De plus, était mis en place, tout un système d’isolement des membres qui, de fait, s’éloignaient de leurs proches. « Il nous disait qu’on était une race choisie, différente des autres », explique Cynthia. « L’on avait de nombreuses activités qui nous poussaient plutôt à rester entre nous », renchérit Laurent * qui a été pendant de longues années, membre du protocole de la communauté – chargé de la logistique et de l’ordre lors des manifestations. « L’un des enseignements de prédilection dispensés aux membres de la communauté était d’ailleurs que les parents spirituels – le modérateur et son épouse – ont la primeur sur les parents biologiques », ajoute Luc. « L’on nous menaçait de malédiction si l’on quittait cette communauté ». Enfin, ce modérateur semblait avoir un contrôle sur la vie affective des membres de la communauté. « C’est lui qui faisait et défaisait les couples », explique Laurent.

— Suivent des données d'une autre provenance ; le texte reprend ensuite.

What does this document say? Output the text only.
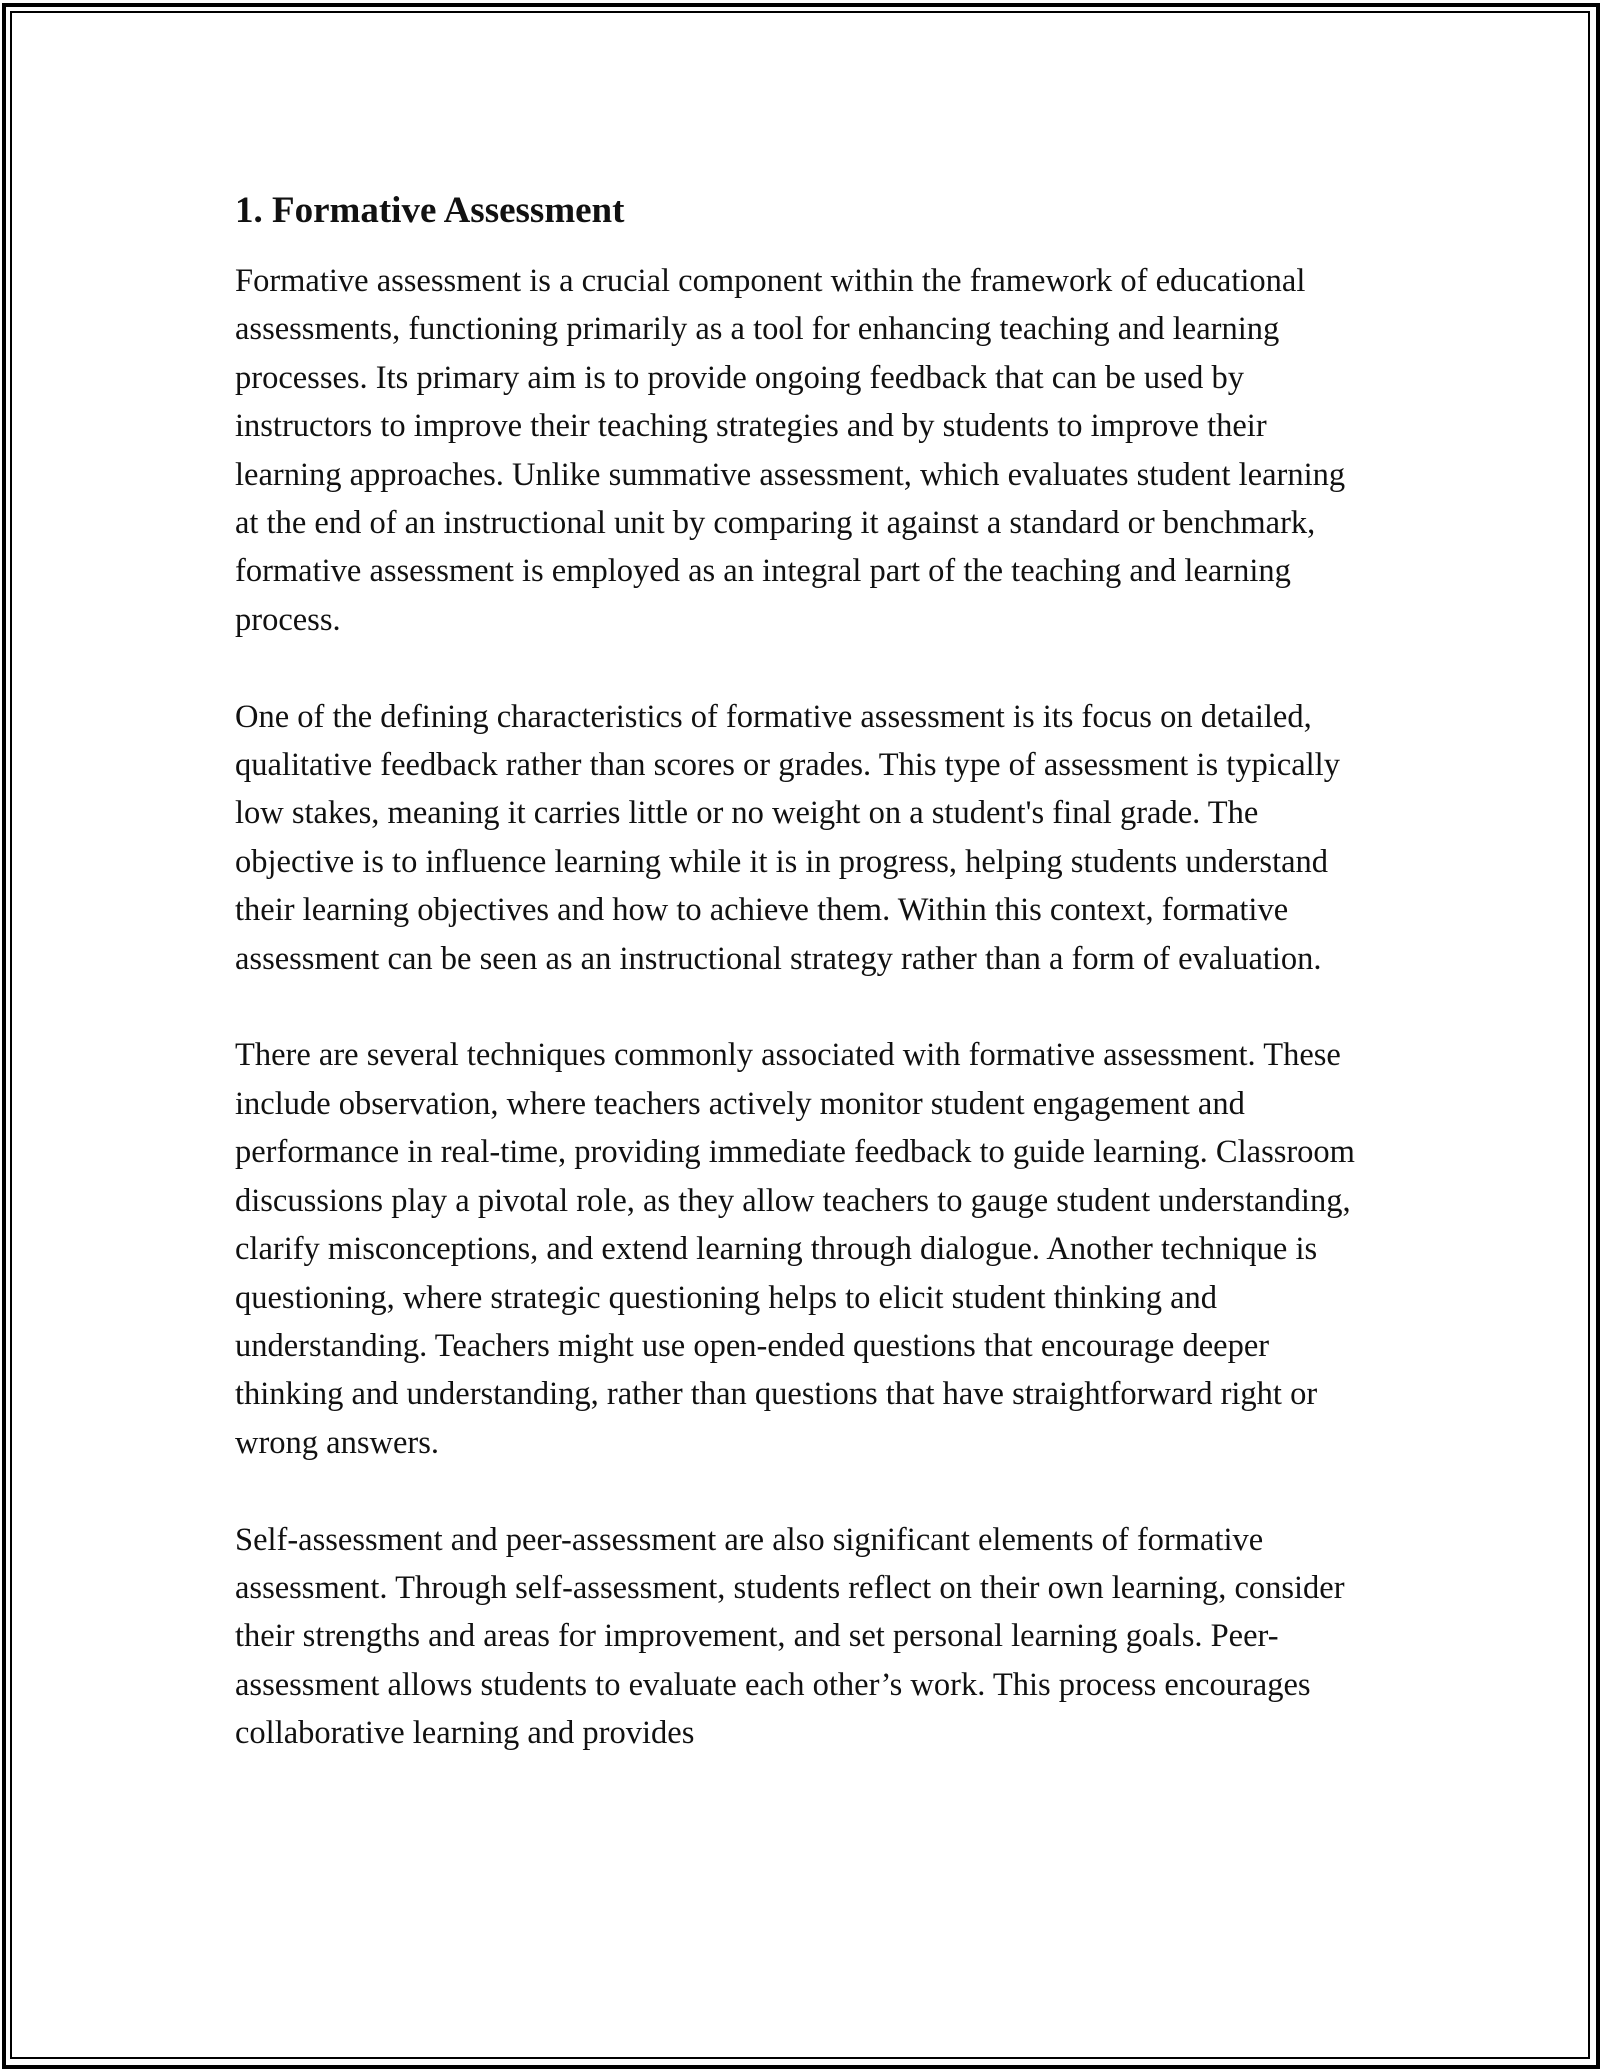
1. Formative Assessment

Formative assessment is a crucial component within the framework of educational assessments, functioning primarily as a tool for enhancing teaching and learning processes. Its primary aim is to provide ongoing feedback that can be used by instructors to improve their teaching strategies and by students to improve their learning approaches. Unlike summative assessment, which evaluates student learning at the end of an instructional unit by comparing it against a standard or benchmark, formative assessment is employed as an integral part of the teaching and learning process.

One of the defining characteristics of formative assessment is its focus on detailed, qualitative feedback rather than scores or grades. This type of assessment is typically low stakes, meaning it carries little or no weight on a student's final grade. The objective is to influence learning while it is in progress, helping students understand their learning objectives and how to achieve them. Within this context, formative assessment can be seen as an instructional strategy rather than a form of evaluation.

There are several techniques commonly associated with formative assessment. These include observation, where teachers actively monitor student engagement and performance in real-time, providing immediate feedback to guide learning. Classroom discussions play a pivotal role, as they allow teachers to gauge student understanding, clarify misconceptions, and extend learning through dialogue. Another technique is questioning, where strategic questioning helps to elicit student thinking and understanding. Teachers might use open-ended questions that encourage deeper thinking and understanding, rather than questions that have straightforward right or wrong answers.

Self-assessment and peer-assessment are also significant elements of formative assessment. Through self-assessment, students reflect on their own learning, consider their strengths and areas for improvement, and set personal learning goals. Peer-assessment allows students to evaluate each other’s work. This process encourages collaborative learning and provides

Qu’attendent les victimes de l’Église ?

« La justice ! » s’exclame Laurent qui estime ne pas pouvoir tourner la page avant que justice ne soit rendue. Bien que vivant hors de la Côte d’Ivoire depuis quelques années, sa révolte reste intacte. « Mais j’aime profondément l’Église et je ne compte pas la quitter. Je refuse juste que d’autres jeunes soient trompés et abusés. Il faut que l’Église réagisse et très fermement ». « L’enquête s’éternise » s’impatiente, pour sa part, Lucille. Depuis ce qu’elle dit avoir subi, elle n’admet plus d’intermédiaire entre Dieu et elle. « Je suis ma propre voie, je ne veux plus qu’on me mente », explique-t-elle.

Jessica, elle n’attend pas grand-chose de l’Église, elle a juste décidé de vivre sa vie en s’épanouissant dans sa vie professionnelle et affective.